Circulant graphs as an example of discrete quantum unique ergodicity

TL;DR

This paper explores quantum ergodicity properties in circulant graphs, revealing perfect equidistribution in some cases and limitations in others, especially for prime order graphs, with implications for spectral multiplicities.

Contribution

It demonstrates the existence of perfectly equidistributed eigenfunction bases in circulant graphs and identifies constraints for prime order 4-regular graphs, including eigenvalue multiplicity bounds.

Findings

Existence of perfectly equidistributed eigenfunction bases in circulant graphs.

No universal equidistribution for all eigenfunctions in prime order 4-regular circulant graphs.

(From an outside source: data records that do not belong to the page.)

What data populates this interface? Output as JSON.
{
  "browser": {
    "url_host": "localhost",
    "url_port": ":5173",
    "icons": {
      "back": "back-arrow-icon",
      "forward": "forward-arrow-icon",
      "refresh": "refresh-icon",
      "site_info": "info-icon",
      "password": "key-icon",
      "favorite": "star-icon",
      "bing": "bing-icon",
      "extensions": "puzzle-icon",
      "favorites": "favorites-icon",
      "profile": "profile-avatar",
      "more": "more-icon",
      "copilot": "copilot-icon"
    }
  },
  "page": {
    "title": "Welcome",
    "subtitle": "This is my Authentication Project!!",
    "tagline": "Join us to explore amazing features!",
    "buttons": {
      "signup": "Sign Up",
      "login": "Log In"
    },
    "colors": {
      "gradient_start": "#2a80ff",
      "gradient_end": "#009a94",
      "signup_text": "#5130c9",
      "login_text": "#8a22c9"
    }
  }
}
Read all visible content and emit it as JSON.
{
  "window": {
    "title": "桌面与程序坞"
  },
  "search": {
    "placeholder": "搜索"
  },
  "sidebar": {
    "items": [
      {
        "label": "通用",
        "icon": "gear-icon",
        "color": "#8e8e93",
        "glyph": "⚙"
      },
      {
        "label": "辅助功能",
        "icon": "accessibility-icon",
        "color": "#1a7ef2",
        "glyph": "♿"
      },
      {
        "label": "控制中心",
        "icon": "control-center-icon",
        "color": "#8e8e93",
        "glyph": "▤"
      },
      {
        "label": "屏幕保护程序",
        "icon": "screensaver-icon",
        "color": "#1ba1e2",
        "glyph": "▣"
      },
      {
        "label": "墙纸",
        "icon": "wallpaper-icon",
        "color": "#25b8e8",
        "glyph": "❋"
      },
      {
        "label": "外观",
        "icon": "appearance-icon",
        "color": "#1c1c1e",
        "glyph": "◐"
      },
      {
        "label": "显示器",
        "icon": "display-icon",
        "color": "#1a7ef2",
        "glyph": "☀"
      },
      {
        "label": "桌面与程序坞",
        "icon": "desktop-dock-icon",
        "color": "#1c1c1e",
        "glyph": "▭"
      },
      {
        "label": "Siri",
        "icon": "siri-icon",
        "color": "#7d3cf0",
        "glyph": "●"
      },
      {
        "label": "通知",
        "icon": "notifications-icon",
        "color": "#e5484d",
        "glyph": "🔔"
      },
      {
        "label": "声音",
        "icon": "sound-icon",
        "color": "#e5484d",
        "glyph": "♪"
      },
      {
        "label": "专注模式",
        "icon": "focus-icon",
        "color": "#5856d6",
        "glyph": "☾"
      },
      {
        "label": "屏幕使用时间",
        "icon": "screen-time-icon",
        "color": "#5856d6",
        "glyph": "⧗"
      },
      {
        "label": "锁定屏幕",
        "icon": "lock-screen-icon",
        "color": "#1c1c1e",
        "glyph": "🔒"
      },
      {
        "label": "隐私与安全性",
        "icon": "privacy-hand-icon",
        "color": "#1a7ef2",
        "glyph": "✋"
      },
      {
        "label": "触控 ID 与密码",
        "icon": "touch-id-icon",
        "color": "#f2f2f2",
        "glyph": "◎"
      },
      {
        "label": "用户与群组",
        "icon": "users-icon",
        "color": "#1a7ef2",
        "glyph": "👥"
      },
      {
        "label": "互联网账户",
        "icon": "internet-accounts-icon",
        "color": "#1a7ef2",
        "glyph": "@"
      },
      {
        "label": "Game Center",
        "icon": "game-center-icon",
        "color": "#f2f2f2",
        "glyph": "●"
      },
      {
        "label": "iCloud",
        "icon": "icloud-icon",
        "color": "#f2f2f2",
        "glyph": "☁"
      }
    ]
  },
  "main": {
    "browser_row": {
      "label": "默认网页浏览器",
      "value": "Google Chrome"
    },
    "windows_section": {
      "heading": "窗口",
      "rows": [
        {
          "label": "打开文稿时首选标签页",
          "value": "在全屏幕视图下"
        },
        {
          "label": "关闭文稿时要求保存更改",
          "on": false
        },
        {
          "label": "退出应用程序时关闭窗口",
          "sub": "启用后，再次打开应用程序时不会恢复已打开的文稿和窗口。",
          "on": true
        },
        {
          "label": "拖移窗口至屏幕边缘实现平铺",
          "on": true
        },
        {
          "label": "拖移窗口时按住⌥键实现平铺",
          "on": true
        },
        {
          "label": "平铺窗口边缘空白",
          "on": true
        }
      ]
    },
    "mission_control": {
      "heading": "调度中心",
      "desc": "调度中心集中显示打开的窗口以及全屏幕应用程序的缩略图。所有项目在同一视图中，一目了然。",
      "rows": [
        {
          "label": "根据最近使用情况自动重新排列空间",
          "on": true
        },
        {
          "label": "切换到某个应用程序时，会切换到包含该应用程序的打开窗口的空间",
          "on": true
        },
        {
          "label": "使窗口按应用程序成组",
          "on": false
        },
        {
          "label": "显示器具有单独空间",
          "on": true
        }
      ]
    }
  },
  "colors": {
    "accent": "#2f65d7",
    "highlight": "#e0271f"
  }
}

Eigenvalue multiplicity is at most two for large prime order 4-regular circulant graphs.

Abstract

A discrete analog of quantum unique ergodicity was proved for Cayley graphs of quasirandom groups by Magee, Thomas and Zhao. They show that for large graphs there exist real orthonormal basis of eigenfunctions of the adjacency matrix such that quantum probability measures of the eigenfunctions put approximately the correct proportion of their mass on subsets of the vertices that are not too small. We investigate this property for Cayley graphs of cyclic groups (circulant graphs). We observe that there exist sequences of orthonormal eigenfunction bases which are perfectly equidistributed. However, for sequences of 4-regular circulant graphs of prime order, we show that there are no sequences of real orthonormal bases where all sequences of eigenfunctions equidistribute. To obtain this result, we also prove that, for large 4-regular circulant graphs of prime order, the maximum multiplicity of the eigenvalues of the adjacency matrix is two.